Weston County still COVID free; officials credit pro-active residents


NEWCASTLE — Weston County is one of only two counties in the state not to have a confirmed case of COVID-19 but that is not due to a lack of testing, said Dr. Mike Jording, the county’s public health officer. 

According to the Wyoming Department of Health, a total of 21 tests from Weston County has been run through the Wyoming Public Health Laboratory in Cheyenne as of Sunday, April 12. None of those tests has resulted in a patient testing positive for the coronavirus. 

Jording reported during an April 8 virtual meeting with other health professionals and emergency responders that tests have been performed at all three possible places in Weston County: Hometown Medical Clinic, Monument Health’s Newcastle Clinic and Weston County Health Services. 

“I don’t know why Weston County is among those with no cases. There has been testing done with no confirmed cases,” Jording said. “I think we are lucky.” 

Public health nurse Lori Bickford credited the lack of cases to the response of the Weston County community when the COVID-19 pandemic began over a month ago. 

“I think the folks in Weston County quickly realized it was in our hands,” Bickford said. “I think that is what has happened in this county, and I am grateful for any effort to follow the guidelines from the state as closely as possible.”

In a letter to patients and friends, local physicians from all three health providers in the county stated that the fate of the county is in the hands of the people. 

“We all have a chance to make a large difference in the eventual number of us in Weston County who will get the COVID-19 virus,” the letter says. “We can also by our actions save the lives of our friends. The virus has not been found here as of this date (April 12) and it will be here soon.” 

According to the letter, early and continued prevention by everyone in Weston County is crucial in preventing the virus from spreading through the county. 

“Your local medical professionals encourage all Weston County residents to make the choice to wear any type of mask they can acquire at all times when they are out of their homes for the next few weeks until our local public health authorities tell us it is permissible to stop,” the letter says. “Please choose to start today with full time mask use when you are out of your home and continue with social distancing recommendations.” 
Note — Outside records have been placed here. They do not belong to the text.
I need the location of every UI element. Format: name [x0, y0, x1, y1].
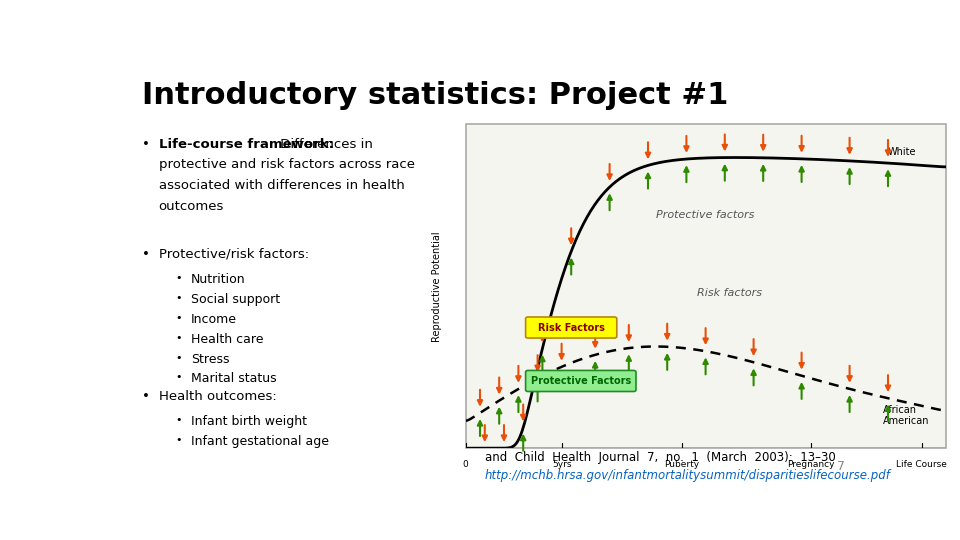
- Text: Protective/risk factors:: Protective/risk factors:: [158, 248, 309, 261]
- Text: Life Course: Life Course: [897, 460, 947, 469]
- Text: Health care: Health care: [191, 333, 263, 346]
- Text: •: •: [176, 373, 182, 382]
- Text: Infant gestational age: Infant gestational age: [191, 435, 328, 448]
- Text: African
American: African American: [883, 404, 929, 426]
- Text: Stress: Stress: [191, 353, 229, 366]
- Text: •: •: [176, 293, 182, 302]
- Text: Pregnancy: Pregnancy: [787, 460, 835, 469]
- Text: Risk factors: Risk factors: [697, 288, 762, 298]
- Text: •: •: [176, 435, 182, 445]
- Text: Life-course framework:: Life-course framework:: [158, 138, 334, 151]
- Text: http://mchb.hrsa.gov/infantmortalitysummit/disparitieslifecourse.pdf: http://mchb.hrsa.gov/infantmortalitysumm…: [485, 469, 891, 482]
- Text: Protective Factors: Protective Factors: [531, 376, 631, 386]
- Text: Income: Income: [191, 313, 237, 326]
- Text: Nutrition: Nutrition: [191, 273, 246, 286]
- FancyBboxPatch shape: [526, 317, 616, 338]
- Text: •: •: [176, 353, 182, 362]
- Text: protective and risk factors across race: protective and risk factors across race: [158, 158, 415, 171]
- Text: Introductory statistics: Project #1: Introductory statistics: Project #1: [142, 82, 729, 111]
- Text: outcomes: outcomes: [158, 200, 224, 213]
- Text: 0: 0: [463, 460, 468, 469]
- Text: Health outcomes:: Health outcomes:: [158, 390, 276, 403]
- Text: Differences in: Differences in: [276, 138, 373, 151]
- Text: •: •: [176, 313, 182, 322]
- Text: Social support: Social support: [191, 293, 279, 306]
- Text: Reproductive Potential: Reproductive Potential: [432, 231, 442, 341]
- Text: Risk Factors: Risk Factors: [538, 322, 605, 333]
- Text: and  Child  Health  Journal  7,  no.  1  (March  2003):  13–30: and Child Health Journal 7, no. 1 (March…: [485, 451, 835, 464]
- Text: Michael C. Lu, MD, MPH and Neal Halfon, MD, MPH, “Racial and Ethnic: Michael C. Lu, MD, MPH and Neal Halfon, …: [485, 416, 897, 429]
- Text: Puberty: Puberty: [664, 460, 699, 469]
- Text: •: •: [176, 333, 182, 342]
- Text: •: •: [176, 273, 182, 283]
- Text: Protective factors: Protective factors: [657, 210, 755, 220]
- Text: 5yrs: 5yrs: [552, 460, 571, 469]
- Text: •: •: [176, 415, 182, 425]
- Text: 7: 7: [837, 460, 846, 473]
- Text: •: •: [142, 248, 150, 261]
- Text: associated with differences in health: associated with differences in health: [158, 179, 404, 192]
- Text: Marital status: Marital status: [191, 373, 276, 386]
- Text: Infant birth weight: Infant birth weight: [191, 415, 306, 428]
- Text: White: White: [888, 146, 917, 157]
- Text: •: •: [142, 390, 150, 403]
- Text: Disparities in Birth Outcomes: A Life-Course Perspective,” Maternal: Disparities in Birth Outcomes: A Life-Co…: [485, 434, 883, 447]
- Text: •: •: [142, 138, 150, 151]
- FancyBboxPatch shape: [526, 370, 636, 392]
Employees in the Weston County Manor nursing home and the hospital recently began wearing masks constantly when in public areas or meeting with individuals, said Maureen Cadwell, CEO of Weston County Health Services. The staff is wearing homemade cloth masks, she said, and they continue to monitor their supply of other masks, gowns, gloves and other supplies.

As medical professionals in the county prepare for the eventual arrival of the coronavirus, supplies are of constant concern and preventing the spread of the disease will help to lessen the burden on health care, Cadwell said. 

“Isolation gowns are our biggest concern. If we have 12 beds full, we will need 1,200 isolation gowns a week. We probably have enough for about five weeks in stock today,” Cadwell said. 

The facility can handle an influx in patients in the short term, she said. 

Staffing remains a concern for the facility, Cadwell said. She explained that if an off-site facility were needed, the staff would be significantly stretched. Off-site hospital location possibilities include the Weston County Fairgrounds and local schools. 

Cadwell said that she was aware that Campbell County was looking at creating a regional treatment center for COVID-19 patients. 

Previously, Cadwell reported that the local hospital had the potential to house 32 to 36 patients but that she was not sure about the facility’s ability to support oxygen needs. Cadwell said on April 8 that she was unsure of the hospital’s ability to maintain oxygen levels long-term and that they don’t have the right ventilators to treat severe COVID-19 patients. 

“We continue to peel away at the issues and see what else we need to come up with,” Cadwell said. 

The medical staff has also discussed ethical decisions that physicians may need to make in an outbreak scenario.